Die Pflege von Ratten ist durchwegs anspruchsvoll, erfordert einiges an Wissen über die Tiere und sehr viel Zeit. Auch können sich die Ratten – ebenso wie Mäuse – sehr schnell sehr stark vermehren, was bei mangelnder Kontrolle nur zu oft zu Vermittlungsnotfällen führt. Immer wieder ist der Club der Rattenfreunde mit solchen Fällen konfrontiert und muss dann Plätze für die Tiere finden. Ratten, welche die Clubmitglieder selber übernommen haben und pflegen, leben in grosszügig ausgestalteten «Rattenschränken» mit mehreren Etagen, Nischen und Rückzugsmöglichkeiten für die weitgehend dämmerungsaktiven Tiere. Eine solche Unterbringung erscheint besonders passend, denn Ratten schätzen dreidimensionale Raumstrukturen ohne Zugluft. Zudem erhalten sie artgleiche Gesellschaft, Freilauf, ein gutes Nahrungsangebot, tiermedizinische Betreuung und reichlich Einrichtungsgegenstände zur Beschäftigung. 

Die als Heimtiere gepflegten Farbratten werden in verschiedenen Fellfarben von schwarz, gescheckt, fahlbraun bis weiss gezüchtet. Sie gehen auf einstige Labortiere zurück und sind domestiziert, da sie seit Generationen in Menschenobhut nachgezogen werden und sich in einigen Eigenschaften an diese neuen Lebensbedingungen angepasst haben. Ihre Ursprungsform war die Wanderratte, welche heute noch verbreitet in der Schweiz vorkommt und beispielsweise nahezu unbemerkt in den Kanalisationssystemen lebt. Entwichene Farbratten können sich mit den frei lebenden Wanderratten kreuzen, wobei man laut Priska Staud merken würde, wenn ein farblich auffälliges Exemplar in freier Natur wilden Ursprungs ist. Es wäre extrem scheu. 

Der Tempel der Ratten
Während Wanderratten fast überall in Mitteleuropa vorkommen, sind die etwas kleineren, zierlicheren Hausratten nahezu verschwunden. Es sind nur eine Handvoll Beobachtungen aus der Schweiz registriert worden, die meisten davon aus dem Süden des Landes. Domestiziert wurden die Hausratten ebenfalls nie und in Gehegen halten kann man diese Wildtiere nicht. «Das wäre schlichtweg unmöglich, sie vernagen einem das Gehege, wollen raus», sagt die Rattenexpertin. Als Kulturfolgerin lebte die Hausratte indes seit Jahrhunderten in den Gebäuden der Menschen, wo sie als klettertüchtiges Tier vor allem die oberen Bereiche wie den Dachstuhl besiedelte – eine Art von Lebensraum, der heute frei lebenden Nagern weniger zugänglich ist. Die ursprünglich indischen Hausratten waren schon zu Zeiten der Römer als «Schiffsratten» nach Europa gelangt. 

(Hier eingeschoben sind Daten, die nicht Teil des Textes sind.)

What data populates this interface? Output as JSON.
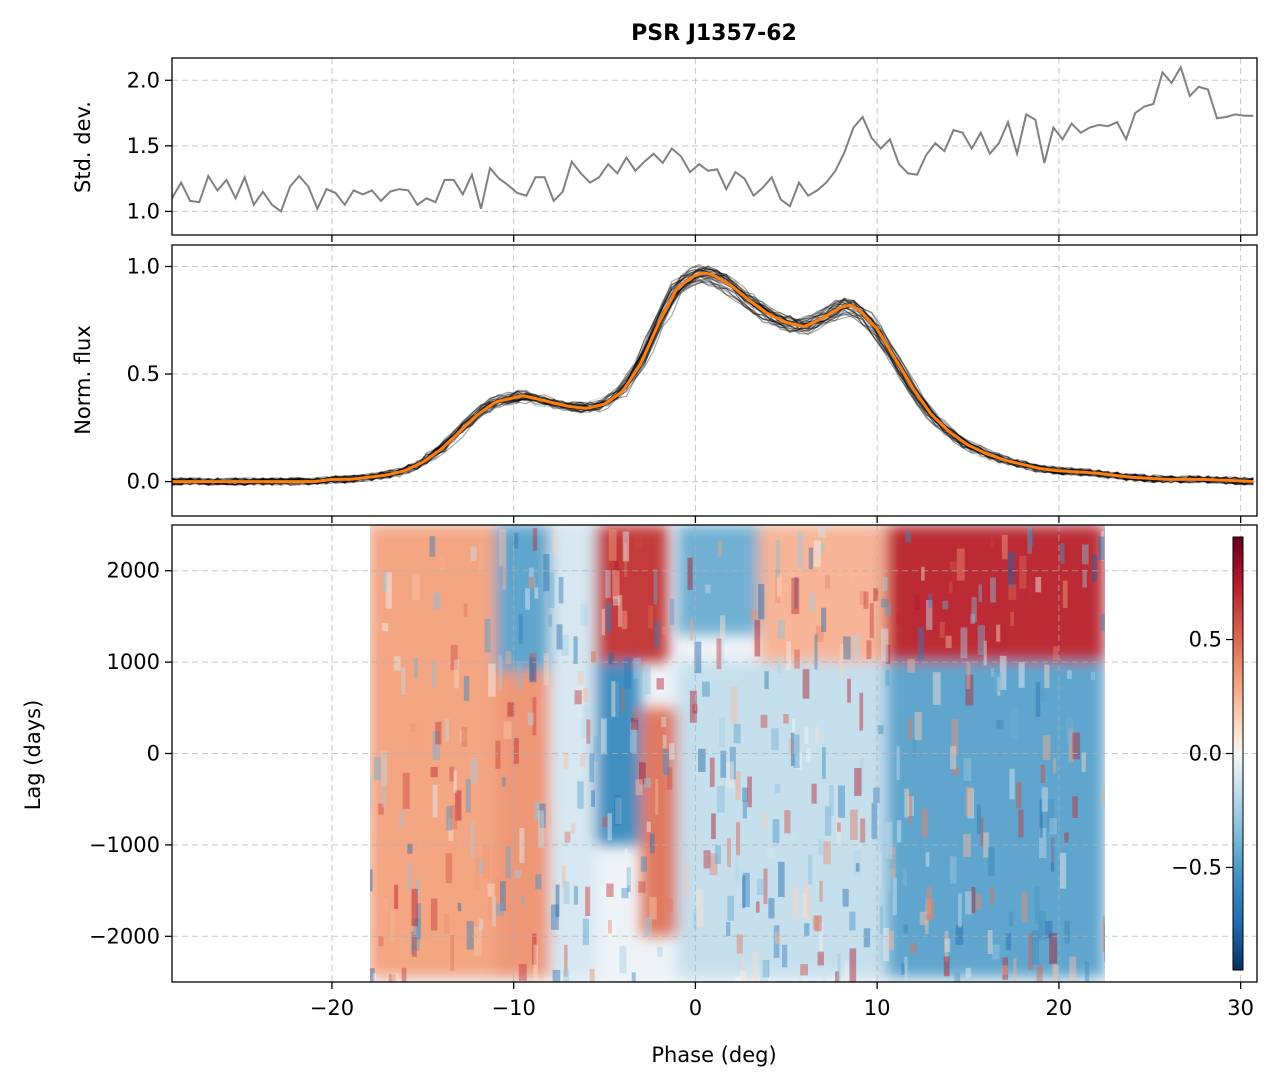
{
  "title": "PSR J1357-62",
  "chart_data": [
    {
      "type": "line",
      "name": "std-dev-panel",
      "ylabel": "Std. dev.",
      "xlim": [
        -28.8,
        30.9
      ],
      "ylim": [
        0.82,
        2.17
      ],
      "yticks": [
        1.0,
        1.5,
        2.0
      ],
      "ytick_labels": [
        "1.0",
        "1.5",
        "2.0"
      ],
      "grid": true,
      "line_color": "#808080",
      "phase_deg": [
        -28.8,
        -28.3,
        -27.8,
        -27.3,
        -26.8,
        -26.3,
        -25.8,
        -25.3,
        -24.8,
        -24.3,
        -23.8,
        -23.3,
        -22.8,
        -22.3,
        -21.8,
        -21.3,
        -20.8,
        -20.3,
        -19.8,
        -19.3,
        -18.8,
        -18.3,
        -17.8,
        -17.3,
        -16.8,
        -16.3,
        -15.8,
        -15.3,
        -14.8,
        -14.3,
        -13.8,
        -13.3,
        -12.8,
        -12.3,
        -11.8,
        -11.3,
        -10.8,
        -10.3,
        -9.8,
        -9.3,
        -8.8,
        -8.3,
        -7.8,
        -7.3,
        -6.8,
        -6.3,
        -5.8,
        -5.3,
        -4.8,
        -4.3,
        -3.8,
        -3.3,
        -2.8,
        -2.3,
        -1.8,
        -1.3,
        -0.8,
        -0.3,
        0.2,
        0.7,
        1.2,
        1.7,
        2.2,
        2.7,
        3.2,
        3.7,
        4.2,
        4.7,
        5.2,
        5.7,
        6.2,
        6.7,
        7.2,
        7.7,
        8.2,
        8.7,
        9.2,
        9.7,
        10.2,
        10.7,
        11.2,
        11.7,
        12.2,
        12.7,
        13.2,
        13.7,
        14.2,
        14.7,
        15.2,
        15.7,
        16.2,
        16.7,
        17.2,
        17.7,
        18.2,
        18.7,
        19.2,
        19.7,
        20.2,
        20.7,
        21.2,
        21.7,
        22.2,
        22.7,
        23.2,
        23.7,
        24.2,
        24.7,
        25.2,
        25.7,
        26.2,
        26.7,
        27.2,
        27.7,
        28.2,
        28.7,
        29.2,
        29.7,
        30.2,
        30.7
      ],
      "std_dev": [
        1.1,
        1.22,
        1.08,
        1.07,
        1.27,
        1.16,
        1.24,
        1.1,
        1.26,
        1.05,
        1.15,
        1.05,
        1.0,
        1.19,
        1.27,
        1.19,
        1.02,
        1.17,
        1.14,
        1.05,
        1.16,
        1.13,
        1.16,
        1.08,
        1.15,
        1.17,
        1.16,
        1.05,
        1.1,
        1.07,
        1.24,
        1.24,
        1.13,
        1.28,
        1.02,
        1.33,
        1.25,
        1.2,
        1.14,
        1.12,
        1.26,
        1.26,
        1.08,
        1.15,
        1.38,
        1.29,
        1.22,
        1.26,
        1.36,
        1.29,
        1.41,
        1.31,
        1.38,
        1.44,
        1.37,
        1.48,
        1.42,
        1.3,
        1.36,
        1.31,
        1.32,
        1.17,
        1.3,
        1.25,
        1.12,
        1.18,
        1.26,
        1.09,
        1.04,
        1.22,
        1.12,
        1.16,
        1.22,
        1.31,
        1.45,
        1.64,
        1.72,
        1.56,
        1.48,
        1.55,
        1.36,
        1.29,
        1.28,
        1.43,
        1.52,
        1.46,
        1.62,
        1.6,
        1.48,
        1.6,
        1.44,
        1.52,
        1.68,
        1.44,
        1.74,
        1.7,
        1.37,
        1.64,
        1.55,
        1.67,
        1.6,
        1.64,
        1.66,
        1.65,
        1.68,
        1.55,
        1.75,
        1.8,
        1.82,
        2.06,
        1.98,
        2.1,
        1.88,
        1.95,
        1.93,
        1.71,
        1.72,
        1.74,
        1.73,
        1.73
      ]
    },
    {
      "type": "line",
      "name": "profile-panel",
      "ylabel": "Norm. flux",
      "xlim": [
        -28.8,
        30.9
      ],
      "ylim": [
        -0.16,
        1.1
      ],
      "yticks": [
        0.0,
        0.5,
        1.0
      ],
      "ytick_labels": [
        "0.0",
        "0.5",
        "1.0"
      ],
      "grid": true,
      "mean_color": "#ff7f0e",
      "epoch_color": "#000000",
      "phase_deg": [
        -28.8,
        -28.0,
        -27.0,
        -26.0,
        -25.0,
        -24.0,
        -23.0,
        -22.0,
        -21.0,
        -20.0,
        -19.0,
        -18.0,
        -17.0,
        -16.0,
        -15.0,
        -14.0,
        -13.0,
        -12.0,
        -11.0,
        -10.0,
        -9.5,
        -9.0,
        -8.0,
        -7.0,
        -6.0,
        -5.0,
        -4.0,
        -3.0,
        -2.0,
        -1.0,
        0.0,
        0.5,
        1.0,
        2.0,
        3.0,
        4.0,
        5.0,
        6.0,
        7.0,
        8.0,
        8.5,
        9.0,
        10.0,
        11.0,
        12.0,
        13.0,
        14.0,
        15.0,
        16.0,
        17.0,
        18.0,
        19.0,
        20.0,
        22.0,
        24.0,
        26.0,
        28.0,
        30.9
      ],
      "mean_flux": [
        0.0,
        0.0,
        0.0,
        0.0,
        0.0,
        0.0,
        0.0,
        0.0,
        0.0,
        0.01,
        0.01,
        0.02,
        0.03,
        0.05,
        0.09,
        0.15,
        0.23,
        0.31,
        0.37,
        0.39,
        0.4,
        0.39,
        0.37,
        0.35,
        0.34,
        0.36,
        0.42,
        0.55,
        0.74,
        0.9,
        0.96,
        0.97,
        0.96,
        0.91,
        0.84,
        0.78,
        0.74,
        0.72,
        0.76,
        0.81,
        0.82,
        0.8,
        0.71,
        0.57,
        0.43,
        0.31,
        0.23,
        0.17,
        0.13,
        0.1,
        0.08,
        0.06,
        0.05,
        0.04,
        0.02,
        0.01,
        0.01,
        0.0
      ]
    },
    {
      "type": "heatmap",
      "name": "correlation-panel",
      "xlabel": "Phase (deg)",
      "ylabel": "Lag (days)",
      "xlim": [
        -28.8,
        30.9
      ],
      "ylim": [
        -2500,
        2500
      ],
      "data_extent_x": [
        -18.0,
        22.5
      ],
      "data_extent_y": [
        -2450,
        2500
      ],
      "xticks": [
        -20,
        -10,
        0,
        10,
        20,
        30
      ],
      "xtick_labels": [
        "−20",
        "−10",
        "0",
        "10",
        "20",
        "30"
      ],
      "yticks": [
        2000,
        1000,
        0,
        -1000,
        -2000
      ],
      "ytick_labels": [
        "2000",
        "1000",
        "0",
        "−1000",
        "−2000"
      ],
      "grid": true,
      "colormap": "RdBu_r",
      "vmin": -0.95,
      "vmax": 0.95,
      "colorbar_ticks": [
        0.5,
        0.0,
        -0.5
      ],
      "colorbar_labels": [
        "0.5",
        "0.0",
        "−0.5"
      ],
      "bands": [
        {
          "x": [
            -18.0,
            -11.0
          ],
          "y": [
            -2450,
            2500
          ],
          "value": 0.3
        },
        {
          "x": [
            -11.0,
            -8.0
          ],
          "y": [
            900,
            2500
          ],
          "value": -0.45
        },
        {
          "x": [
            -11.0,
            -8.0
          ],
          "y": [
            -2450,
            900
          ],
          "value": 0.35
        },
        {
          "x": [
            -8.0,
            -5.5
          ],
          "y": [
            -2450,
            2500
          ],
          "value": -0.1
        },
        {
          "x": [
            -5.5,
            -1.5
          ],
          "y": [
            1000,
            2500
          ],
          "value": 0.65
        },
        {
          "x": [
            -5.5,
            -3.0
          ],
          "y": [
            -1000,
            1000
          ],
          "value": -0.55
        },
        {
          "x": [
            -3.0,
            -1.0
          ],
          "y": [
            -2000,
            500
          ],
          "value": 0.45
        },
        {
          "x": [
            -1.0,
            3.5
          ],
          "y": [
            1300,
            2500
          ],
          "value": -0.4
        },
        {
          "x": [
            3.5,
            10.5
          ],
          "y": [
            1000,
            2500
          ],
          "value": 0.25
        },
        {
          "x": [
            -1.0,
            10.5
          ],
          "y": [
            -2450,
            1000
          ],
          "value": -0.15
        },
        {
          "x": [
            10.5,
            22.5
          ],
          "y": [
            1000,
            2500
          ],
          "value": 0.7
        },
        {
          "x": [
            10.5,
            22.5
          ],
          "y": [
            -2450,
            1000
          ],
          "value": -0.45
        }
      ]
    }
  ]
}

20 Jahre Club der Rattenfreunde Schweiz
Im Jahr 2015 sind es 20 Jahre her, seit der Club der Rattenfreunde Schweiz gegründet wurde. Seit seinen Anfangszeiten hat der spezialisierte Tierschutzverein rund 4000 Ratten aus Notfällen an gute Plätze vermittelt, eine Broschüre zur optimalen Rattenhaltung herausgegeben und weitere wertvolle Informationsarbeit geleistet.
www.rattenclub.ch

In Indien, wo Hausratten fast allgegenwärtig sind und in ihrer Vielzahl heute noch grössere Probleme verursachen, werden sie zum Teil verehrt. Der Karni-Mata-Tempel in der Stadt Deshnoke in Rajasthan ist auch als «Tempel der Ratten» bekannt. Dieser 600 Jahre alte hinduistische Tempel beherbergt Tausende frei umherlaufender Hausratten, die von den Gläubigen verehrt und gefüttert werden. 

Er ist Karni Mata gewidmet, einer berühmten Mystikerin, die im 14. bis 15. Jahrhundert gelebt hatte und als Reinkarnation der Göttin Durga angesehen wird. Dem hinduistischen Glauben zufolge leben die Seelen ihrer Anhänger in diesen heiligen Ratten, und es wird angenommen, dass sie im nächsten Leben als Sadhus (Heilige) wiedergeboren werden. Besonderen Segen bringt es, von Lebensmitteln zu essen, die von den Ratten berührt worden waren, was Gläubige denn auch tun.